Last month, Mayor Jack Seiler said the Las Olas business community was strongly in favor of First Presbyterian’s plans. But Las Olas Merchants Association president Luke Moorman, an executive at Carroll’s Jewelers, told Broward Bulldog his group isn’t taking sides.
First Presbyterian wants to build a pair of large, Spanish Mission-style buildings on church-owned land south of Las Olas Boulevard between Tarpon Drive and Southeast 15th Avenue:
- A five-story commercial office building and parking garage fronting Las Olas Boulevard. Four upper levels would include 264 parking spaces, with retail, restaurant and office space on the first floor.
- A two-story Family Center along Southeast Fourth Street with administrative offices, classrooms, gymnasium, lockers, showers, meetings rooms and an activity center.
Current zoning does not allow for such buildings. So the 2,000-member church has asked the city to rezone its 5.52 acres as a planned unit development district. The city’s PUD ordinance provides for so-called “unique or innovative development.”

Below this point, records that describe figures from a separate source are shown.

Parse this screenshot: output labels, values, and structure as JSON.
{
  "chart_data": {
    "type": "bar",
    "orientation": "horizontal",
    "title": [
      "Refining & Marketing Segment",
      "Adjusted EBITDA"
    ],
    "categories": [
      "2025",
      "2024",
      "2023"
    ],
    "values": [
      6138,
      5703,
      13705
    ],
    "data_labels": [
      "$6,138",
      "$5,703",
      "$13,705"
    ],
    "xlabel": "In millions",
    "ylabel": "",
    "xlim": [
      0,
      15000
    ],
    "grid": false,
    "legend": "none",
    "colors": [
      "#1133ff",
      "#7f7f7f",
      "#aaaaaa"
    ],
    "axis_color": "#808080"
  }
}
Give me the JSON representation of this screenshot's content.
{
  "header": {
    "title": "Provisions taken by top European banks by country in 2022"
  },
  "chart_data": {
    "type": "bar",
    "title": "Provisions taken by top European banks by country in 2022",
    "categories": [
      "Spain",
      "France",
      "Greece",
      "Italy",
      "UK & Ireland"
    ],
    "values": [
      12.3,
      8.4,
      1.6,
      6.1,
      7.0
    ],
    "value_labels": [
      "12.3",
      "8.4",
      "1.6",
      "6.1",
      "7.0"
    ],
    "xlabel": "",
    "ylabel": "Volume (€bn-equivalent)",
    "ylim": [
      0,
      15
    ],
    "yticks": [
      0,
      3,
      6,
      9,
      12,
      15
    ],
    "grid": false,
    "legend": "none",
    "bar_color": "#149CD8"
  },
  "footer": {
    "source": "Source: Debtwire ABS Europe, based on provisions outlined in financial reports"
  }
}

Brouwer, who was called here from Ann Arbor, Mi. last year to serve at the church, said that he and his congregation see the buildings as a “terrific addition” to a charming area.
“I am well aware that Las Olas is a beautiful neighborhood. We are aware it’s a lovely setting. But it’s a lovely neighborhood that happens to have a major retail street running through the middle of it,” he said.
Not all church members see it that way.
Andy Costa is an insurance agent and financial advisor who serves on the church’s governing body, The Session. He’s a 30-year Colee Hammock resident, and lives about a block from the sanctuary.
Costa said The Session members are unified in their support for the expansion, but that other church members are not.
“The congregation was never polled, but there are a lot of people that are against this. Some who are against it are intimidated and would never talk about it. I understand that. I’ve gotten a cold shoulder. It’s kind of a shame,” Costa said.
Robert Cole is another church member who is talking. He and his wife Alice, a deacon at First Presbyterian, have lived in Colee Hammock for 18 years.
Cole, an engineer for Craven Thompson & Associates, says he’s worked on a number of downtown developments. But he thinks the new church buildings would be “too big and out of place for this section of Las Olas.”